The Entergy Corporation has called the former WorldCom building in Clinton home since Hurricane Katrina displaced it from its New Orleans headquarters last August. Now those employees — about one third of all corporate employees — are heading back to New Orleans.
The move was expected by Clinton Mayor Rosemary Aultman, who isn’t concerned about the empty space in the building now owned by Verizon. She acknowledges that Entergy said they would maintain a presence in New Orleans.
“We’re not surprised by their leaving,” she said. “We’ve seen their employees out and about and it’s been good for our community to have them here, and we reached out to them.”
She isn’t sure how many Entergy employees lived in Clinton as the corporation rented apartments for them all over the metro area.
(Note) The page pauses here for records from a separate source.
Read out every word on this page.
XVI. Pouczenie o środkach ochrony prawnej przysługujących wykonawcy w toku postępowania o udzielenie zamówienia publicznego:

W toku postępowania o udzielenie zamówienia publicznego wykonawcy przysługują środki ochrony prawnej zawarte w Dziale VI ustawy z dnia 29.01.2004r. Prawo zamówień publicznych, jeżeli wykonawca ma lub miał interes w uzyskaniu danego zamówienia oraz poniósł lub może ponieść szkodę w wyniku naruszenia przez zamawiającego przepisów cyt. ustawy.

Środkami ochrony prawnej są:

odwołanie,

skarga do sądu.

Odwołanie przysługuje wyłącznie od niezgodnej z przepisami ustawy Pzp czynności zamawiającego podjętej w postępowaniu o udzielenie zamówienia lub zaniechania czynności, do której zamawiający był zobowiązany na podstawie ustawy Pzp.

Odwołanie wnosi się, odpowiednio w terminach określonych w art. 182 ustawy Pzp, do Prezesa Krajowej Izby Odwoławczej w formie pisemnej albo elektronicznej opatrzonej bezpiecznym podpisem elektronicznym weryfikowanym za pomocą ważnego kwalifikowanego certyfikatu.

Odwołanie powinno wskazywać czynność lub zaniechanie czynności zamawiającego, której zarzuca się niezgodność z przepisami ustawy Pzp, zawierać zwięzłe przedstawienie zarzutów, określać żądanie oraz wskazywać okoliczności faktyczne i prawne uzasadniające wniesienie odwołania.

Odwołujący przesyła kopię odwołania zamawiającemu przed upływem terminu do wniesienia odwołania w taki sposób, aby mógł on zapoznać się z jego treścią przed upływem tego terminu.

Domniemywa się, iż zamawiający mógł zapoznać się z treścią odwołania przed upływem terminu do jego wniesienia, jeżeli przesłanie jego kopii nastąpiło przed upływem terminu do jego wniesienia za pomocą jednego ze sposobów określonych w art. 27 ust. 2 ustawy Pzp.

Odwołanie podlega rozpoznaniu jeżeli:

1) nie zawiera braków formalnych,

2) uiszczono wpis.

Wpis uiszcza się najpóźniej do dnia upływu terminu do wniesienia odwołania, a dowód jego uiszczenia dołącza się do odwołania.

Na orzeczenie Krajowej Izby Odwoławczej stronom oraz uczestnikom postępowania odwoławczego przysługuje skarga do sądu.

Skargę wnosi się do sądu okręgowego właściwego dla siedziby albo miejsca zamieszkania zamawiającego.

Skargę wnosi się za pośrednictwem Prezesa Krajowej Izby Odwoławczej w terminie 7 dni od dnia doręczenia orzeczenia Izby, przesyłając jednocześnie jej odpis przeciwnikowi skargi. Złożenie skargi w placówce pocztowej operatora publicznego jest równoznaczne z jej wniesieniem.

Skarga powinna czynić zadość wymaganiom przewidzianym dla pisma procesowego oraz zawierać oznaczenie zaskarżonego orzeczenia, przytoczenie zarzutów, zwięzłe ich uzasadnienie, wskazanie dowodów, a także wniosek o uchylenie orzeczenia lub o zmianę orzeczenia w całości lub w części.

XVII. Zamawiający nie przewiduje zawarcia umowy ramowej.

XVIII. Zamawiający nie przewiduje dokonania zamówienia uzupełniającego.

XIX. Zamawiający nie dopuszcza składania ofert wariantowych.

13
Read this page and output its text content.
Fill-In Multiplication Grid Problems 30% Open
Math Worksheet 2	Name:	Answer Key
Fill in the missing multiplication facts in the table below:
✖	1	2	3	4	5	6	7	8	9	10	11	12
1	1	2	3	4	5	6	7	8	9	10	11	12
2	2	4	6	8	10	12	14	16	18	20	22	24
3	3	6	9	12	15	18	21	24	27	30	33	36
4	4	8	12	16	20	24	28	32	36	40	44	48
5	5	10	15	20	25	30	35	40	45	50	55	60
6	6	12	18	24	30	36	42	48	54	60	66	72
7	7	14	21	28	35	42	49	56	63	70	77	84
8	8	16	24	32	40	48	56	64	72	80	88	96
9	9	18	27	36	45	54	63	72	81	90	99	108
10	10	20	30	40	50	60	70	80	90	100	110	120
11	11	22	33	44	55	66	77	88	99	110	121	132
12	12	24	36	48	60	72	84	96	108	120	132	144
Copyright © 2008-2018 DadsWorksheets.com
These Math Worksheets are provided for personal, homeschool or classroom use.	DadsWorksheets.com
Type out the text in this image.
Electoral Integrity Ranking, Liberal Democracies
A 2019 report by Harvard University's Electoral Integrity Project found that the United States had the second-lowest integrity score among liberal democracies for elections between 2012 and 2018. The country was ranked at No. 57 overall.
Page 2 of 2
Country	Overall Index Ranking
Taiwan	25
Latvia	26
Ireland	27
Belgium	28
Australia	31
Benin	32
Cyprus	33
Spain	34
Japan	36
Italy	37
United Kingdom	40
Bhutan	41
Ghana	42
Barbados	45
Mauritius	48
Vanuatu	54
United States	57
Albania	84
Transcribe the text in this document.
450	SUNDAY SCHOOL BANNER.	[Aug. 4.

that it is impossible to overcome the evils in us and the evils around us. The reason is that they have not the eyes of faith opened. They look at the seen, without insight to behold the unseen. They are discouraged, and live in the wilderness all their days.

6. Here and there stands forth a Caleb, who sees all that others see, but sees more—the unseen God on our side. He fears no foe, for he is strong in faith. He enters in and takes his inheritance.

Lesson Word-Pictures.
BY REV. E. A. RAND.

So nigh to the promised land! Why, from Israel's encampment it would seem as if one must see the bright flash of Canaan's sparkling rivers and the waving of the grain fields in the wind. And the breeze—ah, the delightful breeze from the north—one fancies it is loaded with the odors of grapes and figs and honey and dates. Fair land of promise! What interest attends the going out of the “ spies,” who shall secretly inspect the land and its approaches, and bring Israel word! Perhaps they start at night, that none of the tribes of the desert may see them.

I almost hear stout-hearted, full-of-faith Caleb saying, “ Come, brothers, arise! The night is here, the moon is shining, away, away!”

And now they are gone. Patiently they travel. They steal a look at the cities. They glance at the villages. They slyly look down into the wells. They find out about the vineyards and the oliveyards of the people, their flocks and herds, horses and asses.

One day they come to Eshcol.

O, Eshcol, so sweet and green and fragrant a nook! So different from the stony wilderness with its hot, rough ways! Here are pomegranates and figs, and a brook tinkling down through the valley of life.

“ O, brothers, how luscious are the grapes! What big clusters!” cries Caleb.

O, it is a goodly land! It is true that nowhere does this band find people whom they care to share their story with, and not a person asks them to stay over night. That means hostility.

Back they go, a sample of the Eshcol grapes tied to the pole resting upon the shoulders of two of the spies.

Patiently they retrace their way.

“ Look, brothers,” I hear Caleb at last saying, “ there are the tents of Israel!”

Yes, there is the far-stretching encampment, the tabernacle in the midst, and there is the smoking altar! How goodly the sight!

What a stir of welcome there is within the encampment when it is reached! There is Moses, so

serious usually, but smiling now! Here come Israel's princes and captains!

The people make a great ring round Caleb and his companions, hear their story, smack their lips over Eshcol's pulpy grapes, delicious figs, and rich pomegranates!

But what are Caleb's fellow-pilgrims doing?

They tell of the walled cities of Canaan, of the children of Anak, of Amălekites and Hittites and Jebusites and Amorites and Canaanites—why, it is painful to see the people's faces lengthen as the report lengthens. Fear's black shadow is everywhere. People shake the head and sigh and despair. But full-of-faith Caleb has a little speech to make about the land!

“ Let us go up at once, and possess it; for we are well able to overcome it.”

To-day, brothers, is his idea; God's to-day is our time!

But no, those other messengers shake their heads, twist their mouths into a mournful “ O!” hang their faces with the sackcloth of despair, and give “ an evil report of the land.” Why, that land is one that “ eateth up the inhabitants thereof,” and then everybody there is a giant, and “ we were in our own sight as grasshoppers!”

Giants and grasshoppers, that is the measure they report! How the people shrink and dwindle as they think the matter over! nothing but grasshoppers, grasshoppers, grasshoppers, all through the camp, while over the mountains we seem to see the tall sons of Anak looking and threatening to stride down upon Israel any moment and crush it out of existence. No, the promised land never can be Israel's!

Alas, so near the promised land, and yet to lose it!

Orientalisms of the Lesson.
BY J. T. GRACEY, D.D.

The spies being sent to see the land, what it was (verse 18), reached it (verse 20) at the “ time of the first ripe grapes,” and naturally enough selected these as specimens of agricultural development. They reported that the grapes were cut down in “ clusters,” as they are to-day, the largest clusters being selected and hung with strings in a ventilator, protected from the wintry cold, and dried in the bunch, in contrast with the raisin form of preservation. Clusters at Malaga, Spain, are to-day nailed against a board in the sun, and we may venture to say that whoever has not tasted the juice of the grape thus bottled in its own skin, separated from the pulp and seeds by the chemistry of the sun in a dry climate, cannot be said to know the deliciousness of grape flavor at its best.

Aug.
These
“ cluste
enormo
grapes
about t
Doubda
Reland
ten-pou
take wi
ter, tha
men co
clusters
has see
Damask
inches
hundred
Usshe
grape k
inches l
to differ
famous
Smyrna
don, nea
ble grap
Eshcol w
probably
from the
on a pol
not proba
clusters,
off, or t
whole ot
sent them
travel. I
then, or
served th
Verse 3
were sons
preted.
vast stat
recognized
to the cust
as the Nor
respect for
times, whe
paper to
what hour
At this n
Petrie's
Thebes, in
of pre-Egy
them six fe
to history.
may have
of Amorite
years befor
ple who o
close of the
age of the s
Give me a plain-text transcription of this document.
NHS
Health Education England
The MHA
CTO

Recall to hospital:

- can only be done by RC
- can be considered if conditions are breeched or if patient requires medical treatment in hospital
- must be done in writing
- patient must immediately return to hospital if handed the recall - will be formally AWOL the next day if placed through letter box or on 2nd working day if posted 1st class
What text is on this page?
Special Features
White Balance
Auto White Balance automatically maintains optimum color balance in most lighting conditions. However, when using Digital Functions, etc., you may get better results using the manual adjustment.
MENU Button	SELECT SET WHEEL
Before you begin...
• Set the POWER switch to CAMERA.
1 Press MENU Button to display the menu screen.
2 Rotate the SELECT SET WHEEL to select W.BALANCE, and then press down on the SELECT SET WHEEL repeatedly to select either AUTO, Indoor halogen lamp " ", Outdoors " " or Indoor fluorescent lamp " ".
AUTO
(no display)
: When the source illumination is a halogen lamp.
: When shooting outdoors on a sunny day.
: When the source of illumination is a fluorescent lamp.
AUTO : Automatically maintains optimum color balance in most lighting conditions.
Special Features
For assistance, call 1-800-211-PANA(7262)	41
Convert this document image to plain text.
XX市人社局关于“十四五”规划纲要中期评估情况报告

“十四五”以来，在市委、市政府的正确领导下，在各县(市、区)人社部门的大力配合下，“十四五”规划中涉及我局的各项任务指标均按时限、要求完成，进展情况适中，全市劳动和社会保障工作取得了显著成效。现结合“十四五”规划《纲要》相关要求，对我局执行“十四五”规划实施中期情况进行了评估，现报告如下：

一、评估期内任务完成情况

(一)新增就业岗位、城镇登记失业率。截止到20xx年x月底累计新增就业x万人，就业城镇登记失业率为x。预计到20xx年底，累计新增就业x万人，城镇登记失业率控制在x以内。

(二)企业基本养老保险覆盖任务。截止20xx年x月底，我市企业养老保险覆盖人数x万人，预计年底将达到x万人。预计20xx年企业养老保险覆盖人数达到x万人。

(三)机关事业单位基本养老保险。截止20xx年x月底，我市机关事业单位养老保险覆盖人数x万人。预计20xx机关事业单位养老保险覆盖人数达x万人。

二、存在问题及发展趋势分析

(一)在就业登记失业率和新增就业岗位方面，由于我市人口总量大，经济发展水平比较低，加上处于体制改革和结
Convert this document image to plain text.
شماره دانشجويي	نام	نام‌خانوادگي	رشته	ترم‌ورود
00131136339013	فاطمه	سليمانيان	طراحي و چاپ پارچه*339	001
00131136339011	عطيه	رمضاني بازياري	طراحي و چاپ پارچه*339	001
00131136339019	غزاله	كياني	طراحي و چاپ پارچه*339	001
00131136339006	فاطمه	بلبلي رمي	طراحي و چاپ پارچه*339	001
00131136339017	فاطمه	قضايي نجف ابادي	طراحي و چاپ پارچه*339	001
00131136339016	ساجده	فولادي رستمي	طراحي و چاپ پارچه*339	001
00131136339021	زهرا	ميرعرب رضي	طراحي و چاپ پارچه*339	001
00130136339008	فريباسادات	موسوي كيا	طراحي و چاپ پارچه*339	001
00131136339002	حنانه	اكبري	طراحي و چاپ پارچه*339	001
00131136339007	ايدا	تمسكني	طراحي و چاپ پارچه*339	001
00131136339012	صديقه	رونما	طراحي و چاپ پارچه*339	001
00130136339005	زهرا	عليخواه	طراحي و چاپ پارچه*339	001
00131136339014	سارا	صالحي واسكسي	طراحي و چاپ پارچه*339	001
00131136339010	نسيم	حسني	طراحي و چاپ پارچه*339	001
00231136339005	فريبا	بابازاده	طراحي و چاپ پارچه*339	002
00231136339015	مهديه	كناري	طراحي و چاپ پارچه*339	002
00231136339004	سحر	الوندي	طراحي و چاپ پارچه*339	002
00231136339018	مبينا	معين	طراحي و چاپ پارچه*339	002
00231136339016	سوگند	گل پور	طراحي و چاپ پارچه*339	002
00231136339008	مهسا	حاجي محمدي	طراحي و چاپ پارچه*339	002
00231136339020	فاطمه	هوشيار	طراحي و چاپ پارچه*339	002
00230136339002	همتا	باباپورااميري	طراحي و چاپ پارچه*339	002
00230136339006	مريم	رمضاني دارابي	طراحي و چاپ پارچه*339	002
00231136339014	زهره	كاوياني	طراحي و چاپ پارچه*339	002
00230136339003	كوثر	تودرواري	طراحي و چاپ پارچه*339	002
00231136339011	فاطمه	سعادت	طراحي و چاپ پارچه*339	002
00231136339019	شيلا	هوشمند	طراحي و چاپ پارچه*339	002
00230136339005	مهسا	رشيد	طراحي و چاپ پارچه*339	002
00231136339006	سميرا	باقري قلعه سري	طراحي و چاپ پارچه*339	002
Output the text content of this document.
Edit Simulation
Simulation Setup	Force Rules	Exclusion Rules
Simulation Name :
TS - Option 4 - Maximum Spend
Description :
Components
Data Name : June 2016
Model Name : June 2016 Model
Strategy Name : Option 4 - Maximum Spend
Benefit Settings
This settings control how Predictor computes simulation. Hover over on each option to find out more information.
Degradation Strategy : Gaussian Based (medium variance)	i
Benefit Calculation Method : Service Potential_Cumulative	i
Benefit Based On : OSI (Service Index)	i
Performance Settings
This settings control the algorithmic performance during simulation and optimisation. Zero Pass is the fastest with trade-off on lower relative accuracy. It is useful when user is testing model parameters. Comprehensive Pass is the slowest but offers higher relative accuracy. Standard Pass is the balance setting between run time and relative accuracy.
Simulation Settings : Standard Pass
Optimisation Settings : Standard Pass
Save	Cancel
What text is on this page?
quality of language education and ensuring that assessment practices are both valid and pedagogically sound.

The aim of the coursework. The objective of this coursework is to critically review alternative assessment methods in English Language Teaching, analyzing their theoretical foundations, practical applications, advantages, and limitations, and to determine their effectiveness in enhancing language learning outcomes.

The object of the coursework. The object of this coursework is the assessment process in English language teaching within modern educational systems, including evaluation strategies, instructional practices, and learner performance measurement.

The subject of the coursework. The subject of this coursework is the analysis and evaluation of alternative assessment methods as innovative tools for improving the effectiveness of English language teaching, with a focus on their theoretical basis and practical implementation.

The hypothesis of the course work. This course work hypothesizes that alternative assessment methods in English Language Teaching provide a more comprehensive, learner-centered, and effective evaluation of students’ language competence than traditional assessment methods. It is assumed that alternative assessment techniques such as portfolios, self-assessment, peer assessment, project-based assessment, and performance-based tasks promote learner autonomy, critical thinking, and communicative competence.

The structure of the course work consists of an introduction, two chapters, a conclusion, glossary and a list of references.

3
The city is not involved in marketing space in the large building. “Verizon owns the building and they will decide the long-term plans,” she said. “Verizon and Skytel are still there. There have been 1,200 people working in the building all along. It’s been a misconception that it was empty. It has not been empty at any time.”
Aultman, who’s in her fourth term as mayor, says she isn’t worried about the building being empty because it’s class A office space and there are always inquiries about it.
“It’s a beautiful campus with a walking trail and a lake. It’s built like three separate facilities joined by a common atrium,” she said. “Everyone who works there loves it.”
Around the South
Morgan Stewart, a spokesman for Entergy Corporation, said the company used approximately a third of the building. In addition to the 425 employees based in Clinton, others have been temporarily working in The Woodlands, Texas, and Little Rock, Ark. Entergy has been headquartered in New Orleans since 1922 and some employees have begun returning to the facilities there. Others, including some with children attending out-of-town schools or who do not have a home to return to at the present time, will return later.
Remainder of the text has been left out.